Because the CDC not only failed at it's mission by not stopping COVID, but it continues to mishandle it. Mistake after mistake. Miscommunication after miscommunication. I just shook my head looking over an amateur hour report that they just put out. It's sad and their number one priority should be to regain trust and to do that they need to focus on the most trustworthy tool in information today: git.
I'm adding two very clear and specific examples to illustrate the problem. But my sense is the problem is prolific.
For young children, especially children younger than 5 years old, the risk of serious complications is higher for flu compared with COVID-19. @ CDC
This statement appeared on the CDC's website for more than a year. As it should have. Every big dataset I've looked at agrees with this, from the very first COVID-19 data dump in February 2020.
I started actively sharing and quoting that CDC page in August 2021. Coincidentally or not, within days they removed that quote. There is no record of why they made the change. In fact the updated page misleadingly states "Page last reviewed: June 7, 2021", despite the August edit*.
To recap, they quietly reversed the most critical piece of contextual advice on how parents should think about COVID-19 in relation to their children. No record, no explanation. (In case you are wondering, the data has not changed, and the latest data aligns with the original statement which they removed. Perhaps the change was made for political reasons).

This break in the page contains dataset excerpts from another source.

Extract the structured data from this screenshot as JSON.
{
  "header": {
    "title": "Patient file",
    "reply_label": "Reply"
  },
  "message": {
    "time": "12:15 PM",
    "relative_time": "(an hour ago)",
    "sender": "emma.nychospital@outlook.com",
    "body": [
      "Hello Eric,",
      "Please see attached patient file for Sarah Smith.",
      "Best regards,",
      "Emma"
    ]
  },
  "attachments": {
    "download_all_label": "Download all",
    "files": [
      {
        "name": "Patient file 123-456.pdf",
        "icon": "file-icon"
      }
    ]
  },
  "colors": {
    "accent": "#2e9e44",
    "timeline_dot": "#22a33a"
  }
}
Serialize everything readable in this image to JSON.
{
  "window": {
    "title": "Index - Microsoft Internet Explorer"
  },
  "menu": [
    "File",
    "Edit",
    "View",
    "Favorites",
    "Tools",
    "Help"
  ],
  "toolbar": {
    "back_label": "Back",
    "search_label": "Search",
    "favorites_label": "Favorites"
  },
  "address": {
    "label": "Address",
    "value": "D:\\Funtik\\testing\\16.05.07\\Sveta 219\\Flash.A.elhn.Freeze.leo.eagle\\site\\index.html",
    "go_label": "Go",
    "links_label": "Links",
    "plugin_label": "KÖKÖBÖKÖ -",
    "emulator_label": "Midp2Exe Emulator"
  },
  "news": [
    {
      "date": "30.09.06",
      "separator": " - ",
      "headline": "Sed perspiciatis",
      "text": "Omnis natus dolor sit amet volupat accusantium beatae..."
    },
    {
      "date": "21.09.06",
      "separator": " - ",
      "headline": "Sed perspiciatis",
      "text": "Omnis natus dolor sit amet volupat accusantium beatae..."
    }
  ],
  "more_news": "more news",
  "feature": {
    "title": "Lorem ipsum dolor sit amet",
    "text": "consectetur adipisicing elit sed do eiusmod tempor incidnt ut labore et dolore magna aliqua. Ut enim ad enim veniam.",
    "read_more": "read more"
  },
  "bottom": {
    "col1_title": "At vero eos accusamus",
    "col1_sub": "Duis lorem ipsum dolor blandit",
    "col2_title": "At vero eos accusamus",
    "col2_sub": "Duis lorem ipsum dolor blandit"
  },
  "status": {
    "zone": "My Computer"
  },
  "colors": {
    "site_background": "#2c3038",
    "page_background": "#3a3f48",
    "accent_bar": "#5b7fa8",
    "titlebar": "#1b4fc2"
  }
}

The second example is well documented elsewhere, but the CDC changed their online definition of the word "vaccine", again perhaps for political reasons. That sort of thing seems like the kind of change that maybe should have some audit trail behind it, no?
I used to take it for granted that we could trust the CDC. That made life easier. Health is so important but so, so complex. I would love to trust them again, and would have more confidence if they were using the best tools for trust we have.